Não é todo dia que temos o prazer de assistir a uma grande produção teatral, com artistas dançando e cantando num vasto palco. Produtores, figurinistas, operadores de luz e maquiadores correndo no backstage para garantir que tudo esteja no lugar certo, na hora certa. A imensidão daquilo te impressiona, te tira o ar. A ansiedade causada pelo terceiro alerta antes da peça começar, ecoando pelo ambiente meio-iluminado, te controla.

Nova York, Museu Madame Tussauds, 2012

Desde que me lembro por gente sou fã de teatro musical. No meu aniversário de 11 anos, meus pais me levaram para Nova York. Essa experiência, por si só, já é muito impactante. Uma cidade (não-tão) grande, com pessoas correndo por todos os lados, arranha-céus do tamanho de montanhas, holofotes refletindo no céu. Tudo isso é capaz de tirar o fôlego de uma criança naquela idade. Porém, o impacto veio depois.

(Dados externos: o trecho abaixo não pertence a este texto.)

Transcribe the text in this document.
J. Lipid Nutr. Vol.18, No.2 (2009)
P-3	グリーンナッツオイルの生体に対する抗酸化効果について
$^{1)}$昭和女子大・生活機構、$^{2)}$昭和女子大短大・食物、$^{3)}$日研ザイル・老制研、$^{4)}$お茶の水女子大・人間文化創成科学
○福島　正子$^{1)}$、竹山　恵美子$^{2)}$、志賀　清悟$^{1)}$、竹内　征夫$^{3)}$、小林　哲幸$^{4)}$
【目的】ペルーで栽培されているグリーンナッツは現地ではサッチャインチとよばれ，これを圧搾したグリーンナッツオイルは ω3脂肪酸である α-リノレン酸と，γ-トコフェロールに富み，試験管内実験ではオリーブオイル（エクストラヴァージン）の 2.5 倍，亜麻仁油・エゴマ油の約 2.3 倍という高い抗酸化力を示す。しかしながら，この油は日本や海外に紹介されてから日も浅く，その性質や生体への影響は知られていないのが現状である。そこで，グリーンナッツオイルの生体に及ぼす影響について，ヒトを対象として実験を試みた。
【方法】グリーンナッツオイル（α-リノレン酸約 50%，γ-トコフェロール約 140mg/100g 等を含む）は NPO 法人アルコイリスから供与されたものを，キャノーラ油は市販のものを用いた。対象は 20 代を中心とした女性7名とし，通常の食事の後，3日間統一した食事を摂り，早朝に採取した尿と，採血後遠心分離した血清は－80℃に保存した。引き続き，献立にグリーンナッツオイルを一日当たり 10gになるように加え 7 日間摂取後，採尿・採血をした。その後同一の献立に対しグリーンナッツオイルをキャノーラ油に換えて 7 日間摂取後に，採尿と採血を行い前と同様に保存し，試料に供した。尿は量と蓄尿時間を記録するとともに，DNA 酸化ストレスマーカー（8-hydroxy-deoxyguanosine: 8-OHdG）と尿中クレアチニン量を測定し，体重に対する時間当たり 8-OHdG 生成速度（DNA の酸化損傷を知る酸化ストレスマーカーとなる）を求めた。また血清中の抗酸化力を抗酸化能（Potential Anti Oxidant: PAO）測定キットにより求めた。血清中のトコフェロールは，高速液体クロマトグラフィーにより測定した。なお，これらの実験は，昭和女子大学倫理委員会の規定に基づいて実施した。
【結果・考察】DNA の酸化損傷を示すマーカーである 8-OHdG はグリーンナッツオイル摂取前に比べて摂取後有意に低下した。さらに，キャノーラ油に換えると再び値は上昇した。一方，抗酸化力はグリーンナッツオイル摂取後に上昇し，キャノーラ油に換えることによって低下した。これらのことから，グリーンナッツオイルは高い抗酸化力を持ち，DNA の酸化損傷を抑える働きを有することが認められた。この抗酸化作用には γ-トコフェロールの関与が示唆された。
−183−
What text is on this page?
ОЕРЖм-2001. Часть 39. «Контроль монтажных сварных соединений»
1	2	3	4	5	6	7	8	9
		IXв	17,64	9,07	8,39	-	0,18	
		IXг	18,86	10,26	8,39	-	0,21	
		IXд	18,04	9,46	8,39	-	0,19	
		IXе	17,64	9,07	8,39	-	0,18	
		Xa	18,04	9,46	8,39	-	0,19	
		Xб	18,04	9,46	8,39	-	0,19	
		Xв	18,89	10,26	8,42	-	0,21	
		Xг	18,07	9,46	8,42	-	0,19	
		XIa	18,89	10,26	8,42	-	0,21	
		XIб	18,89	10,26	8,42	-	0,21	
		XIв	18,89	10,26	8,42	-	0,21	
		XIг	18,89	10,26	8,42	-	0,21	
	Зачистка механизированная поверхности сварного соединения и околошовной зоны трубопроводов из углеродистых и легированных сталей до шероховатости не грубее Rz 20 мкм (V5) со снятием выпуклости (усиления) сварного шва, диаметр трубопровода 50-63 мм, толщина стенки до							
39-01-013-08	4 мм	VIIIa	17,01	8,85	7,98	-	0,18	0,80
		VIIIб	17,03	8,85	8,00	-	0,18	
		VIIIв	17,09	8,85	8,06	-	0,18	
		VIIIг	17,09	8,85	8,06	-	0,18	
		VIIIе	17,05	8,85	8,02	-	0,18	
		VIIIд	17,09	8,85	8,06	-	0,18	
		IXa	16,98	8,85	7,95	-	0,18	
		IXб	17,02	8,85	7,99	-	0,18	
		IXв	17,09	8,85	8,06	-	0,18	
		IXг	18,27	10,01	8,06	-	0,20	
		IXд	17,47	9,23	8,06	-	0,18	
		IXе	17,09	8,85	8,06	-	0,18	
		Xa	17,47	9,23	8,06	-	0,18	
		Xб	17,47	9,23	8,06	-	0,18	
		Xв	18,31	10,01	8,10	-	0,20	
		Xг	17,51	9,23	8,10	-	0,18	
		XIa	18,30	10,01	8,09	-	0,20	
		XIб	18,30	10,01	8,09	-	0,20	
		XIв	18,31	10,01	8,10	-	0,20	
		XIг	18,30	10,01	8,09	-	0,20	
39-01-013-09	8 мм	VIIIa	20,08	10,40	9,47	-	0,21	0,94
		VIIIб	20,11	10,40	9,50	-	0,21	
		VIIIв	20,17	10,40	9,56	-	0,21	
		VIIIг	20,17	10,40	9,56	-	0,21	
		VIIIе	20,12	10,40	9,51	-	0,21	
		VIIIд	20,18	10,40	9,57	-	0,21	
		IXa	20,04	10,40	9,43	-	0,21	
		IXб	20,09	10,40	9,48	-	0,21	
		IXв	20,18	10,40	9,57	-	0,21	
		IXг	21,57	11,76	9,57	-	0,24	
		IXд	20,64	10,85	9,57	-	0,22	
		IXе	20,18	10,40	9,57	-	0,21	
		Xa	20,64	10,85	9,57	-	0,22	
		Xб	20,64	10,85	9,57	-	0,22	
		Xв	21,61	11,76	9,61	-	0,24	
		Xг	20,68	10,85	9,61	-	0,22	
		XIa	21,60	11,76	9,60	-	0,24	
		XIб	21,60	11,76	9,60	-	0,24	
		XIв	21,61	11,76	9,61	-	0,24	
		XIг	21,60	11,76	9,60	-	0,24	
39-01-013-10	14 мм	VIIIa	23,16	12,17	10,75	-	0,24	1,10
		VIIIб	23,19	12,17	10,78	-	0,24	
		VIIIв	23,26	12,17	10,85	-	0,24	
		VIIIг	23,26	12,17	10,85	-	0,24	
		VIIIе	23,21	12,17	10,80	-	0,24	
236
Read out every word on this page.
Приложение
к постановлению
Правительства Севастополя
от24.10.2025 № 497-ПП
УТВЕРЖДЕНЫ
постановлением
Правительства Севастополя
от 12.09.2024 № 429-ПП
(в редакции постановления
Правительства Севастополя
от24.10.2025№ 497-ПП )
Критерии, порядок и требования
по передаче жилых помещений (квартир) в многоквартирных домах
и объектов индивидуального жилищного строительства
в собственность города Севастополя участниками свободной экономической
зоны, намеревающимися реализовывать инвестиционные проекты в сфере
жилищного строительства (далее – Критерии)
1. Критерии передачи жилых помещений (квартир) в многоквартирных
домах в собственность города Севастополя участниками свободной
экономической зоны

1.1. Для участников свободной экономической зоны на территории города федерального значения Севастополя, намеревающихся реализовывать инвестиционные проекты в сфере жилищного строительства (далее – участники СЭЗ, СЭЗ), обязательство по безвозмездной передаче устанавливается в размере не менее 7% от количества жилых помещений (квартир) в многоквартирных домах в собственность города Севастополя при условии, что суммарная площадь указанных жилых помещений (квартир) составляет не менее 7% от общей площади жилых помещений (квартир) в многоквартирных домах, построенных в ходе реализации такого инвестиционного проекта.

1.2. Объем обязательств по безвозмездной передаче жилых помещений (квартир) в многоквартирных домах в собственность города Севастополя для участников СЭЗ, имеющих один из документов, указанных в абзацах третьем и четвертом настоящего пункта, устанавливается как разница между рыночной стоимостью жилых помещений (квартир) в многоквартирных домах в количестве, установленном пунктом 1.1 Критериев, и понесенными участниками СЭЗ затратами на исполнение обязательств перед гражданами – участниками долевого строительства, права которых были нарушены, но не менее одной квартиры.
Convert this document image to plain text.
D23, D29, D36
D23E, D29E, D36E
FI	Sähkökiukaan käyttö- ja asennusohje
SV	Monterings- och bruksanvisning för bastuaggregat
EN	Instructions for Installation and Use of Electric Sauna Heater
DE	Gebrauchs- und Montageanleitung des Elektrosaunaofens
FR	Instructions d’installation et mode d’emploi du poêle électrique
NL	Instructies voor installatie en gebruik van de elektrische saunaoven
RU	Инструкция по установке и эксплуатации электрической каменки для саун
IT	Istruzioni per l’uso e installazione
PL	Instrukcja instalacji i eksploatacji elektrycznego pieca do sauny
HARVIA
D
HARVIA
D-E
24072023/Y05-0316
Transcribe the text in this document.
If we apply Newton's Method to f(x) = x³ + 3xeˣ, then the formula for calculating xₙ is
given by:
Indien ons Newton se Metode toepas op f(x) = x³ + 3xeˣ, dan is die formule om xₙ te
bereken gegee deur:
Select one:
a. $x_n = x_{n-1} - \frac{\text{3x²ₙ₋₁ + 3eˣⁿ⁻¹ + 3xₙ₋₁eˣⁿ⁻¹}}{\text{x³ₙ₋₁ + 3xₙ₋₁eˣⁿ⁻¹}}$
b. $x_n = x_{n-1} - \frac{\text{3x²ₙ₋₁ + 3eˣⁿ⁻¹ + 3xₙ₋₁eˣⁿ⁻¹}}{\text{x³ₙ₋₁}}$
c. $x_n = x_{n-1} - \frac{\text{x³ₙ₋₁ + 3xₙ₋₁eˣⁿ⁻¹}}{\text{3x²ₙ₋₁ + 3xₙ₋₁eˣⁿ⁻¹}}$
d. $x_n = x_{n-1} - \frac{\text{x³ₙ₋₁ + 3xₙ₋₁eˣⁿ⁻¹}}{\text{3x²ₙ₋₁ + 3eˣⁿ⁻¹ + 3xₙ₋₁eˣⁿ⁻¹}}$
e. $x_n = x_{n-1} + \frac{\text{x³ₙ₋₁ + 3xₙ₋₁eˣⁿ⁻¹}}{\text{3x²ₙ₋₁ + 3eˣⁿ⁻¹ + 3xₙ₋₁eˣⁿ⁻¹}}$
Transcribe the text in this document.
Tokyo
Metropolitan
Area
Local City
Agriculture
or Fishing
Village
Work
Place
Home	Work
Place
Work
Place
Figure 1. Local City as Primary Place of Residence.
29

Na noite do meu aniversário, meus pais haviam comprado ingressos para assistir “O Rei Leão”, na Broadway. Apesar de ter aulas de inglês no Ensino Fundamental, eu estava longe de ser capaz de entender nova-iorquinos cantando e falando rapidamente num espetáculo de duas horas e meia. No final das contas, isso não foi necessário.

A peça começou com pessoas em fantasias de animais e maquiagens coloridas, entrando pelos corredores do teatro, cantando a famosa música de abertura “Circle of Life”. Eu sempre tive medo de pessoas com pinturas faciais, interpretando outro alguém e interagindo comigo. Mas naquele momento, quando uma mulher manuseando um leão de madeira e mimicando os movimentos corporais do mesmo, sorriu para mim eu senti uma lágrima descer pelo meu rosto.

As melodias tocadas pela orquestra e as vozes potentes do elenco dominavam meu corpo. Os tons quentes do cenário queimavam meus olhos. As expressões faciais e os movimentos de dança dos artistas tirava meu ar. Eu me senti sufocada, mas de um jeito bom.

Por um momento, eu achei que estivesse tendo um ataque de pânico. Meu corpo tremia, lágrimas inundavam meus olhos, eu não sentia o ar nos meus pulmões. Quando aquele momento de euforia se normalizou, eu percebi. No meu rosto, um sorriso havia se formado. Eu tinha sido sobrecarregada por beleza, por arte. Eu não estava em pânico, eu estava impactada.

Até então, eu não entendia quando adultos me diziam que estavam chorando de emoção. Naquele momento, eu aprendi. Todos os meus sentidos estavam a flor da pele. O cheiro do espaço lotado de pessoas. O toque de madeira do apoio de braço na minha mão, cujo eu agarrava com força. O gosto do hot-dog clássico das ruas de Nova York, que eu havia comido antes de ir. A música penetrando meus ouvidos. Meus olhos incapazes de deixar de notar cada detalhe naquele palco.

Eu estava emocionada. Aquele momento único despertou muito dentro de mim. Tanto, que eu não fui capaz de deixar eles dentro. Naquele momento, eu transbordei meus sentidos para fora de mim.